Nature and animals cannot be missing from the novels and stories of Vincenzo Pardini, which show the way to men who struggle to live a decent life. A wild, hybrid world, full of mysteries and ancient suffering, of ghosts and bandits, of stories and legends; archaic in his ways but always present to himself. This time the author from Lucca has designed his nature to fit a character who stands above all of us: Jesus. And he has placed next to him an animal different from the usual ones in the Scriptures: a dog. A combination that is not at all blasphemous, on the contrary. Life of Christ and his stray dog ​​(Vallecchi, in bookstores from tomorrow) is a parable in which the writer wants to reiterate how, more than two thousand years later, the voice of the Lord is still the most human and how his messages are current and can show us the path to peaceful coexistence between men and between them and nature.

Pardini, let’s start from the very intriguing title: how was it born?

“Years ago I saw a painting whose author I don’t remember: it was a Last Supper and in the background you could see a small white dog. A story of Christ with the animal came to mind.”

Not a simple topic…

“In fact, I took the idea and abandoned it again; the writing didn’t go away, I couldn’t be credible. This happened five or six years ago and in the meantime I wrote Il valico dei briganti”.

What put you back on the right track?

“Giovanni Papini and the rereading of his Story of Christ. And so I started writing again”.

Why tell the life of Jesus?

“I have always had a good relationship with Christ, I have always been a believer. In the book I wanted to demonstrate that beyond everything people say and think, he was a normal person. I followed the teachings of the Bible and among the Gospels that of John: mine is the Christ of the Holy Spirit”.

Next to him appears what will later be called Ebaù: why?

“Studying I discovered that in reality a dog really existed and therefore I took it as a pretext by combining scenes from the life of Christ linked to it”.

Huge, with shining white fur, he arrives in the cave to protect the Child, alongside the ox and the donkey, he follows him and sometimes saves him from dangers: who is Ebaù in reality?

“An angel”.

Is that why he’s the only white specimen next to black, growling dogs?
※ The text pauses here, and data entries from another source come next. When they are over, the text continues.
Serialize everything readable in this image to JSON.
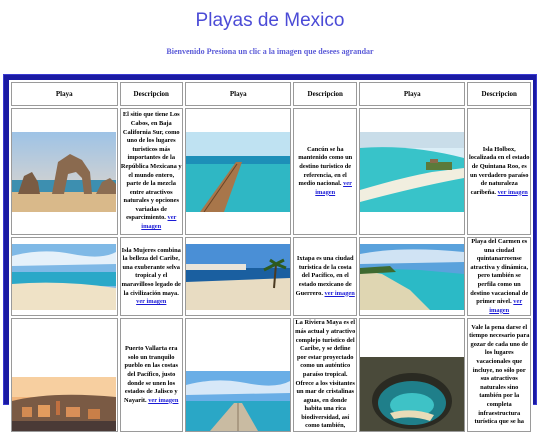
{
  "header": {
    "title": "Playas de Mexico",
    "welcome": "Bienvenido Presiona un clic a la imagen que desees agrandar"
  },
  "table": {
    "headers": [
      "Playa",
      "Descripcion",
      "Playa",
      "Descripcion",
      "Playa",
      "Descripcion"
    ],
    "link_label": "ver imagen",
    "rows": [
      [
        {
          "image": "los-cabos-arch-photo",
          "description": "El sitio que tiene Los Cabos, en Baja California Sur, como uno de los lugares turisticos más importantes de la República Mexicana y el mundo entero, parte de la mezcla entre atractivos naturales y opciones variadas de esparcimiento."
        },
        {
          "image": "cancun-pier-photo",
          "description": "Cancún se ha mantenido como un destino turistico de referencia, en el medio nacional."
        },
        {
          "image": "isla-holbox-photo",
          "description": "Isla Holbox, localizada en el estado de Quintana Roo, es un verdadero paraíso de naturaleza caribeña."
        }
      ],
      [
        {
          "image": "isla-mujeres-photo",
          "description": "Isla Mujeres combina la belleza del Caribe, una exuberante selva tropical y el maravilloso legado de la civilización maya."
        },
        {
          "image": "ixtapa-beach-photo",
          "description": "Ixtapa es una ciudad turistica de la costa del Pacífico, en el estado mexicano de Guerrero."
        },
        {
          "image": "playa-del-carmen-photo",
          "description": "Playa del Carmen es una ciudad quintanarroense atractiva y dinámica, pero también se perfila como un destino vacacional de primer nivel."
        }
      ],
      [
        {
          "image": "puerto-vallarta-photo",
          "description": "Puerto Vallarta era solo un tranquilo pueblo en las costas del Pacífico, justo donde se unen los estados de Jalisco y Nayarit."
        },
        {
          "image": "riviera-maya-pier-photo",
          "description": "La Riviera Maya es el más actual y atractivo complejo turistico del Caribe, y se define por estar proyectado como un auténtico paraíso tropical. Ofrece a los visitantes un mar de cristalinas aguas, en donde habita una rica biodiversidad, así como también,"
        },
        {
          "image": "marietas-hidden-beach-photo",
          "description": "Vale la pena darse el tiempo necesario para gozar de cada uno de los lugares vacacionales que incluye, no sólo por sus atractivos naturales sino también por la completa infraestructura turística que se ha"
        }
      ]
    ]
  },
  "colors": {
    "title": "#4b4bd6",
    "frame": "#1a1aa3",
    "link": "#1a1ad6"
  }
}
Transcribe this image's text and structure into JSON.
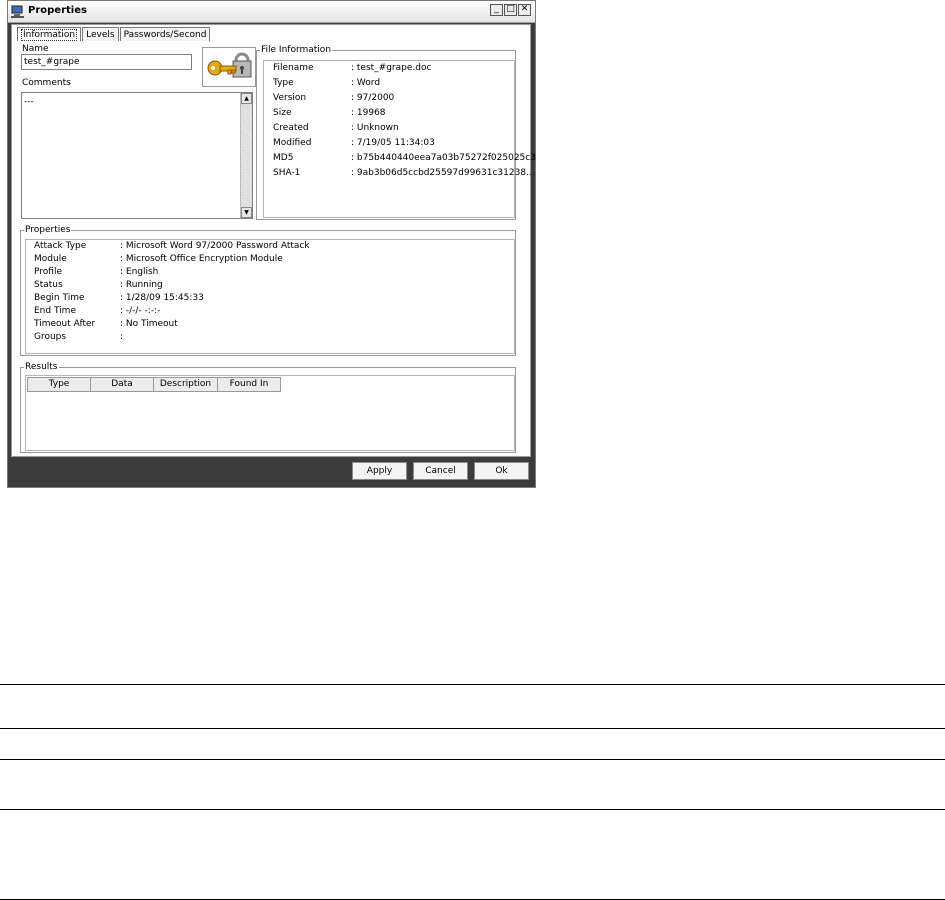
{
  "window": {
    "title": "Properties",
    "minimize": "_",
    "maximize": "□",
    "close": "✕"
  },
  "tabs": [
    {
      "label": "Information",
      "active": true
    },
    {
      "label": "Levels",
      "active": false
    },
    {
      "label": "Passwords/Second",
      "active": false
    }
  ],
  "name_label": "Name",
  "name_value": "test_#grape",
  "comments_label": "Comments",
  "comments_value": "---",
  "file_info": {
    "title": "File Information",
    "rows": [
      {
        "key": "Filename",
        "value": ": test_#grape.doc"
      },
      {
        "key": "Type",
        "value": ": Word"
      },
      {
        "key": "Version",
        "value": ": 97/2000"
      },
      {
        "key": "Size",
        "value": ": 19968"
      },
      {
        "key": "Created",
        "value": ": Unknown"
      },
      {
        "key": "Modified",
        "value": ": 7/19/05 11:34:03"
      },
      {
        "key": "MD5",
        "value": ": b75b440440eea7a03b75272f025025c3"
      },
      {
        "key": "SHA-1",
        "value": ": 9ab3b06d5ccbd25597d99631c31238..."
      }
    ]
  },
  "properties": {
    "title": "Properties",
    "rows": [
      {
        "key": "Attack Type",
        "value": ": Microsoft Word 97/2000 Password Attack"
      },
      {
        "key": "Module",
        "value": ": Microsoft Office Encryption Module"
      },
      {
        "key": "Profile",
        "value": ": English"
      },
      {
        "key": "Status",
        "value": ": Running"
      },
      {
        "key": "Begin Time",
        "value": ": 1/28/09 15:45:33"
      },
      {
        "key": "End Time",
        "value": ": -/-/- -:-:-"
      },
      {
        "key": "Timeout After",
        "value": ": No Timeout"
      },
      {
        "key": "Groups",
        "value": ":"
      }
    ]
  },
  "results": {
    "title": "Results",
    "columns": [
      "Type",
      "Data",
      "Description",
      "Found In"
    ]
  },
  "buttons": {
    "apply": "Apply",
    "cancel": "Cancel",
    "ok": "Ok"
  },
  "colors": {
    "key_gold": "#e3a812",
    "lock_gray": "#9a9a9a",
    "frame_dark": "#3c3c3c"
  }
}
The metaphor of good and evil?

“Yes, and moreover what inspired me was a Maremma shepherd that I owned and who was called Jodo, just like the character in one of my novels (Jodo Cartamigli on which the film Il mio West by Giovanni Veronesi with Pieraccioni was based, Keitel and Bowie, ed.). Maremmas are independent dogs, with a sometimes primitive mentality; they may not obey you, but theirs is a protective character.”

What Ebau has for Christ…

“For he will remain wild and faithful after Jesus is crucified. And he will await his return because he has chosen him as his master for eternity.”
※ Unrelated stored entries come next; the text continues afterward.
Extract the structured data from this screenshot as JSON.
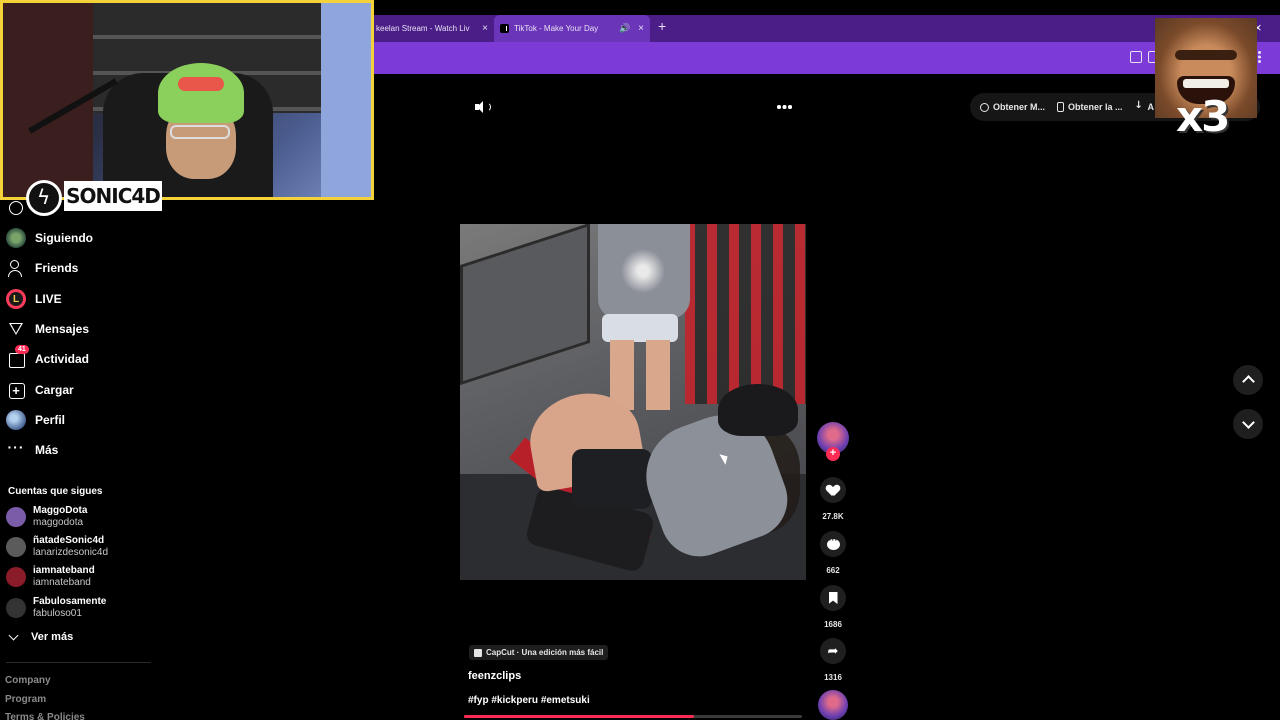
{
  "browser": {
    "tabs": [
      {
        "label": "keelan Stream - Watch Liv"
      },
      {
        "label": "TikTok - Make Your Day"
      }
    ],
    "new_tab": "+",
    "close": "×"
  },
  "webcam": {
    "channel_name": "SONIC4D"
  },
  "sidebar": {
    "nav": [
      {
        "label": "Siguiendo"
      },
      {
        "label": "Friends"
      },
      {
        "label": "LIVE",
        "icon_letter": "L"
      },
      {
        "label": "Mensajes"
      },
      {
        "label": "Actividad",
        "badge": "41"
      },
      {
        "label": "Cargar"
      },
      {
        "label": "Perfil"
      },
      {
        "label": "Más",
        "icon_glyph": "···"
      }
    ],
    "following_title": "Cuentas que sigues",
    "following": [
      {
        "name": "MaggoDota",
        "handle": "maggodota",
        "color": "#7b5ca8"
      },
      {
        "name": "ñatadeSonic4d",
        "handle": "lanarizdesonic4d",
        "color": "#5b5b5b"
      },
      {
        "name": "iamnateband",
        "handle": "iamnateband",
        "color": "#8a1c2a"
      },
      {
        "name": "Fabulosamente",
        "handle": "fabuloso01",
        "color": "#333333"
      }
    ],
    "see_more": "Ver más",
    "footer": [
      "Company",
      "Program",
      "Terms & Policies"
    ]
  },
  "toolbar": {
    "get_buttons": [
      {
        "label": "Obtener M...",
        "icon": "globe-icon"
      },
      {
        "label": "Obtener la ...",
        "icon": "phone-icon"
      },
      {
        "label": "A",
        "icon": "download-icon"
      }
    ]
  },
  "overlay": {
    "meme_text": "x3"
  },
  "video": {
    "likes": "27.8K",
    "comments": "662",
    "saves": "1686",
    "shares": "1316",
    "follow_plus": "+",
    "capcut_label": "CapCut · Una edición más fácil",
    "author": "feenzclips",
    "hashtags": "#fyp #kickperu #emetsuki",
    "progress": 0.68
  },
  "colors": {
    "accent": "#fe2c55",
    "browser_purple": "#7c3ad6",
    "webcam_border": "#f3d23a"
  }
}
How does Vincenzo Pardini demonstrate his loyalty to the Lord?

“Mine is a personal faith. I believe that God is hidden and we must know how to look for it. It is a question of thought, we don’t need a computer to find him because here we are in the world of the spirit”.

The use of the word is striking in your novel: what is the word for you?
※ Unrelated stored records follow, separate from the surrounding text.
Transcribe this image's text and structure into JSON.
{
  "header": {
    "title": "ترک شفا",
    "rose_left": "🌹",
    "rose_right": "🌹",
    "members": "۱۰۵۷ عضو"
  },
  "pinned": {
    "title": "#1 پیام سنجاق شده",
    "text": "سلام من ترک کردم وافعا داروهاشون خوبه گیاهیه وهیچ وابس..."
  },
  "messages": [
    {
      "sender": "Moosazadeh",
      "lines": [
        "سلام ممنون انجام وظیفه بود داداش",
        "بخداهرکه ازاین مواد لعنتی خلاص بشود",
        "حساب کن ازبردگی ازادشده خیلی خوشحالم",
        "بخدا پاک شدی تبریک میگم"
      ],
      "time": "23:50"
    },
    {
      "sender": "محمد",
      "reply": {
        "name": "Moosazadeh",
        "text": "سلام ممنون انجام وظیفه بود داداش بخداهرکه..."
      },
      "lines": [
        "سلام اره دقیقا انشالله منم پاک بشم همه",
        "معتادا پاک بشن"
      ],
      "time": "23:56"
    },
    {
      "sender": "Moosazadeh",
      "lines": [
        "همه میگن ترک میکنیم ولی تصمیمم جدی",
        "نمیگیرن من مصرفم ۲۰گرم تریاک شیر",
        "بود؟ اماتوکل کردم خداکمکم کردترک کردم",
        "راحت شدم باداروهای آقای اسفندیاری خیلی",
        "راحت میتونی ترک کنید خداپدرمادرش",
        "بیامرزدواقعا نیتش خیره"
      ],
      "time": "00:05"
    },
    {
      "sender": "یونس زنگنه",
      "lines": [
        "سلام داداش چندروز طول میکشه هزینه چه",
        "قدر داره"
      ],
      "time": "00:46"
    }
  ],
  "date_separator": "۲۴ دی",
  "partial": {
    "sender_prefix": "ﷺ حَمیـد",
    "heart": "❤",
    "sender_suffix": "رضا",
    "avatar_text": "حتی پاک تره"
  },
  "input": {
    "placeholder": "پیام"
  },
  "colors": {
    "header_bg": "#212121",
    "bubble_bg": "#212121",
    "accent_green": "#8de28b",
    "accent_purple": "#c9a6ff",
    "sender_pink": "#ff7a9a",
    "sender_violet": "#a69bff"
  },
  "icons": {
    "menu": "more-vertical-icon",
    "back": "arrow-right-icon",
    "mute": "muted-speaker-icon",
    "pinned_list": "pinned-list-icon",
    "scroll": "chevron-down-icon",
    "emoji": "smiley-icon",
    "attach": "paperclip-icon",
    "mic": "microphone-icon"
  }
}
“In a certain sense that’s everything. I am a seeker of words, they must be our friends in this period of political, moral and cultural crisis. We are no longer capable of using them, we don’t give any meaning to them, we don’t know how to get out of a phrasebook that has become monotonous. Our mind is anesthetized and we can’t go any further. Even with punctuation I want to wake up the brain.”

You fight anesthesia by alternating cultured and slang language, why?

“The learned words are those of Christ: I had to be extremely honest towards myself and precise for others in describing as best as possible what his Passion was. The use of slang words is instead part of our past, from Dante onwards : we must keep our memory alive.”

Was Jesus aware of his sacrifice and did he suffer for it?

“Christ knew what awaited him, repeating: ‘I must be about my Father’s business’. I think he suffered when they didn’t believe him, when they turned on him and he kept saying: ‘I’m going.'”

What did Christ man think of all this?

“I think he was a little annoyed by the humanity around him, that he was disappointed by it. But deep down he wanted to save it.”

She likes Pilate, at least from what transpires from the book…

“I would say yes; he is a soldier lent to politics, a corrupt man. I have seen a lot of his colleagues today. When he sends Jesus to Herod he wants to absolve any responsibility because in Christ he had sensed something greater than himself and the personality had crushed.”

Compared to other novels about Jesus, I’m thinking of Saramago’s, women have much less space in her. How come?

“Instead I think that the Samaritan woman, the one to whom the unique Jesus reveals himself, is an example of how the woman is equal to the man, even better because she brings creatures into the world”.

Who do you recommend reading it to?

“I would like every reader to take from it what seems useful to him and whoever has lost faith can find it again.”